A medida também eleva o percentual de subvenção ao prêmio (valor pago à seguradora para comprar o seguro) para a cultura da soja, passando de 20% para 30% nos municípios em estado de emergência e 40% nos municípios em estado de calamidade. Para as demais atividades, o percentual de subvenção ao prêmio subiu de 40% para 50% nos municípios em estado de emergência e 60% nos municípios em estado de calamidade. Essas condições devem vigorar até dezembro de 2024.


Na avaliação de Rios, “ainda que o seguro não pudesse evitar essa catástrofe, com certeza ajudaria o produtor a atravessar esse momento delicado com mais tranquilidade. Vimos muitos produtores solicitando renegociação e prorrogação das dívidas.

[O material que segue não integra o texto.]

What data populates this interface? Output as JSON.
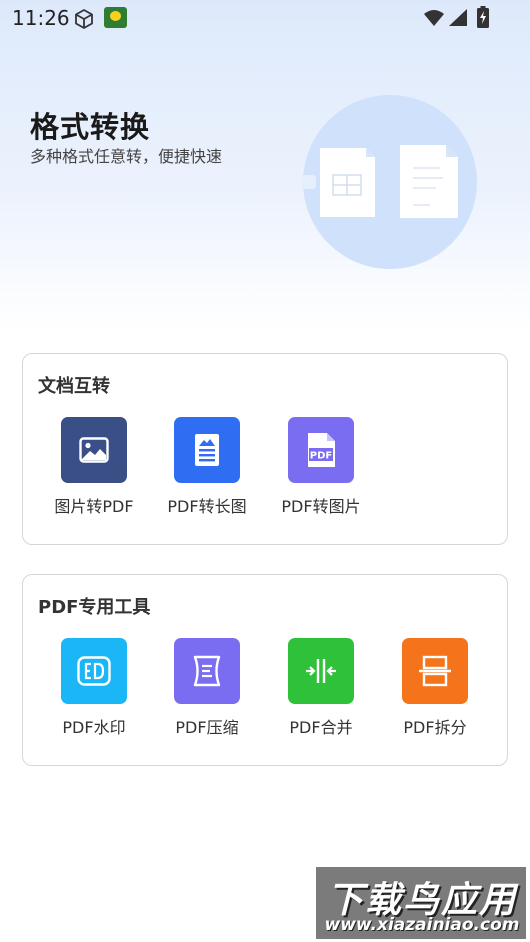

Caso eles tivessem contado com um seguro no ano passado ou até no começo deste ano, o seguro em condições adequadas conseguiria dar conta pelo menos dessas operações”. Mas ele frisa: pela dimensão da catástrofe só o seguro não seria suficiente para recuperar tudo.


Quanto ao valor “extra” liberado, o assessor da CNA explica que é um recurso aguardado e bem-vindo, mas o volume ainda não é suficiente para alcançar o recorde do estado, registrado em 2021, quando 27 mil produtores conseguiram segurar suas produções. Além disso, era esperado uma suplementação ao programa de subvenção do seguro “para todas as regiões do país”, uma vez que para ser efetivo, é necessário “diluir o risco ao longo de todo o país”.

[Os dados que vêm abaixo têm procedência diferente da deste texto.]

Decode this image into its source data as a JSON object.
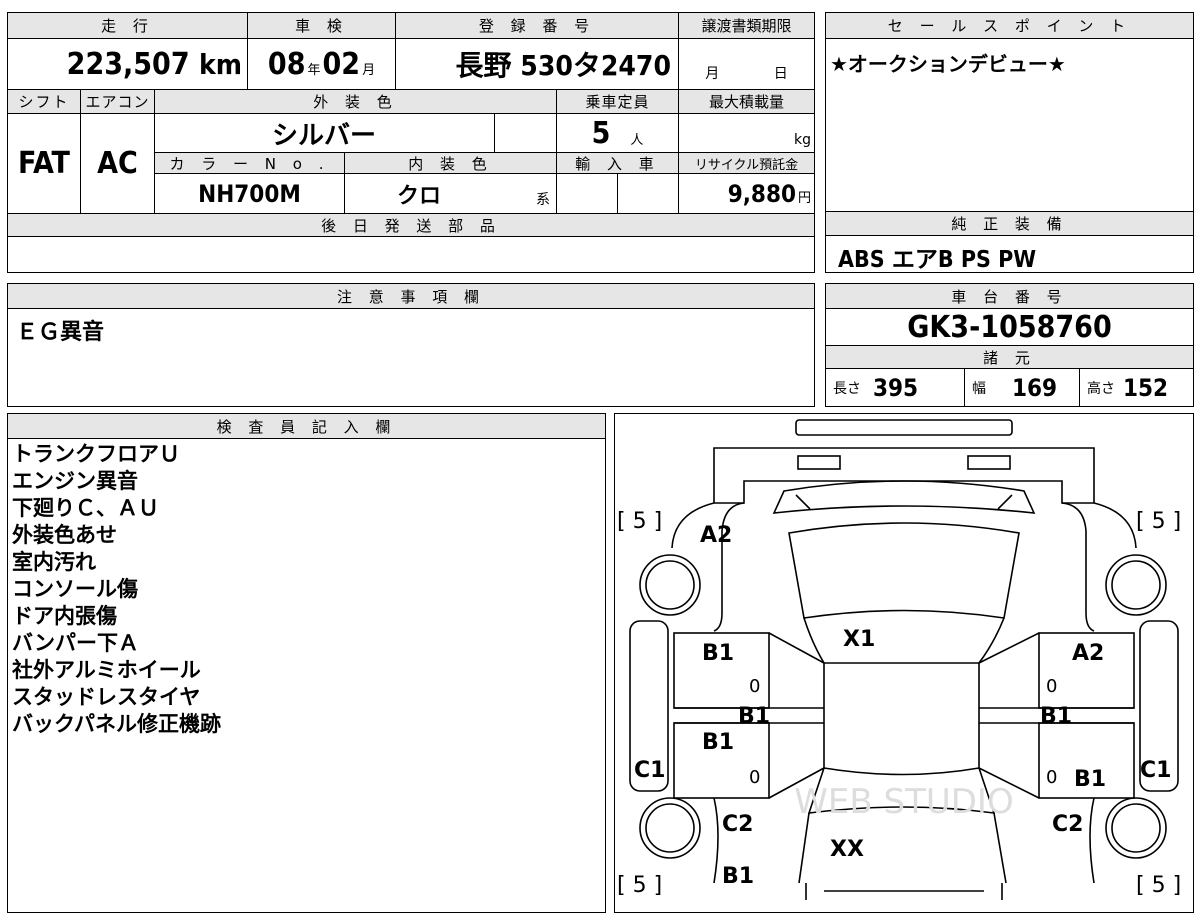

Ou seja, se apenas uma região contratar e usar a proteção, e essa região sofrer uma catástrofe, as próximas contratações ficarão muito mais caras ali. Fora a preocupação com a possibilidade de mais cortes nos recursos já previstos – que já costuma receber verbas mais baixas do que as consideradas adequadas pelo setor. “Será que em 2024 vai ser o terceiro ano com redução de área coberta [pelo seguro]? Principalmente agora num cenário de adversidades climáticas”, questiona Rios.


Impactos


Levantamento divulgado pela CNseg (Confederação Nacional das Seguradoras) no início de agosto mostra que já foram solicitadas mais de 2,1 mil indenizações de seguro agrícola na região, somando cerca de R$ 178 milhões a serem pagos pelas seguradoras do ramo aos produtores locais segurados.

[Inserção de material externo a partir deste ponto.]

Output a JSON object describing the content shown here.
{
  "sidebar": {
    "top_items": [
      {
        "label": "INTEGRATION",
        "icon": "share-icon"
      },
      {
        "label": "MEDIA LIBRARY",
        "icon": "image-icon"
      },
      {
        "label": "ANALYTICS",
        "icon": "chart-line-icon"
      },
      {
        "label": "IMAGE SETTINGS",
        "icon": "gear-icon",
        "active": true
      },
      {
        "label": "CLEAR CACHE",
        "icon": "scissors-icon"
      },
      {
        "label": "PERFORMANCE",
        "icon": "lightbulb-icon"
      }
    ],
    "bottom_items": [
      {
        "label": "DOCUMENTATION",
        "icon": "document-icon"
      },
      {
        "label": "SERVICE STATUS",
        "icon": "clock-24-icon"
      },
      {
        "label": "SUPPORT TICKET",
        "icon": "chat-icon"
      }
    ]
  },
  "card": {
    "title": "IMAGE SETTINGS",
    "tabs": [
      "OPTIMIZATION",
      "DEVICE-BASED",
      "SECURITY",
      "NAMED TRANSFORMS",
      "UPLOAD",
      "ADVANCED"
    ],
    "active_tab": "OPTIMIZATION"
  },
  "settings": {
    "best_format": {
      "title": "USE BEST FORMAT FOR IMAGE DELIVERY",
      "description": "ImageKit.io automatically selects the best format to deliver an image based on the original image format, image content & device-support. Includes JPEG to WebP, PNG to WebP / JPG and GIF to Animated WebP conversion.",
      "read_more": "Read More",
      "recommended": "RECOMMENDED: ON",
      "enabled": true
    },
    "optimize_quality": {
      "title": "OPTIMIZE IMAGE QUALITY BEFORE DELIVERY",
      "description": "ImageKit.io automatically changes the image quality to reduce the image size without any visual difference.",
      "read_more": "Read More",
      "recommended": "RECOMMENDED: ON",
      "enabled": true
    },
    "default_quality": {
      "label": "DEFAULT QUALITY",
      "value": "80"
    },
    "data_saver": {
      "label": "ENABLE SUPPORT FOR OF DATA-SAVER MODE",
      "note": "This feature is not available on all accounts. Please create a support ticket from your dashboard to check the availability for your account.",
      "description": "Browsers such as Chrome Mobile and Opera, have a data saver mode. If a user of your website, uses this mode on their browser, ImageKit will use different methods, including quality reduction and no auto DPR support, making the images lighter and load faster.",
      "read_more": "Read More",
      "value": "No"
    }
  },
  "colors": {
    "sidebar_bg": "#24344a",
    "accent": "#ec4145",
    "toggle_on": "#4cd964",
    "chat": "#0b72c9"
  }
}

Na avaliação de Glaucio Toyama, presidente da comissão de seguro rural da FenSeg (Federação Nacional de Seguros Gerais), o gap de seguros no mercado brasileiro é muito alto e chega aos 90% no país, caindo para 85% no Rio Grande do Sul. Isso significa que somente 15% dos produtores rurais contam com alguma proteção de seguro na região. E o problema maior – ou melhor, a falta de cobertura – foram os “efeitos secundários”, afetando principalmente estoques e patrimônios rurais, como maquinários e galpões, danificados por ficar muito tempo debaixo d’água. Ele conta que muitos não estavam cobertos por seguros.


Outro segmento bastante afetado, mas com pouca proteção securitária foi a pecuária. “A penetração de seguro na pecuária é baixa, inferior a 3%”, diz Toyama.


Já a agricultura e a fruticultura também foram impactadas, contudo, são produções que já costumam contar mais com o seguro.


O representante da Fenseg conta que o efeito foi menor em cultivos como o de soja e milho, porque “as áreas de soja estavam de 60% a 80% já colhidas (dependendo da microrregião)”. O cultivo de arroz, cujo estado é um grande produtor, teve mais impacto. “A sinistralidade foi maior, mas as indenizações já foram praticamente liquidadas em ambas as culturas”, ressalta. Na fruticultura, ele conta que o efeito principal foi a erosão de solo.


E o futuro?


Segundo os especialistas consultados pelo InfoMoney, há alguns caminhos que podem ser seguidos. O principal, mas não o único, é colocar para funcionar o Fundo de Catástrofe, criado por lei em 2010 justamente para socorrer produtores rurais afetados por eventos climáticos. Para sair do papel de fato, o fundo precisa ser regulamentado. Já existe proposta nesse sentido: o projeto de lei 2951/2024, apresentado pela senadora Tereza Cristina (PP/MS), que contou com contribuições tanto da CNA quanto das seguradoras, diz Guilherme Rios. A proposta aguarda votação na Comissão de Constituição, Justiça e Cidadania.


Segundo Glaucio Toyama, outras soluções consideram o aumento da verba destinada ao PSR (pulando do pouco mais de R$ 1 bilhão liberado hoje para pelo menos o dobro), além da repaginação da oferta de crédito rural para alinhar a critérios sustentáveis e mitigação de risco.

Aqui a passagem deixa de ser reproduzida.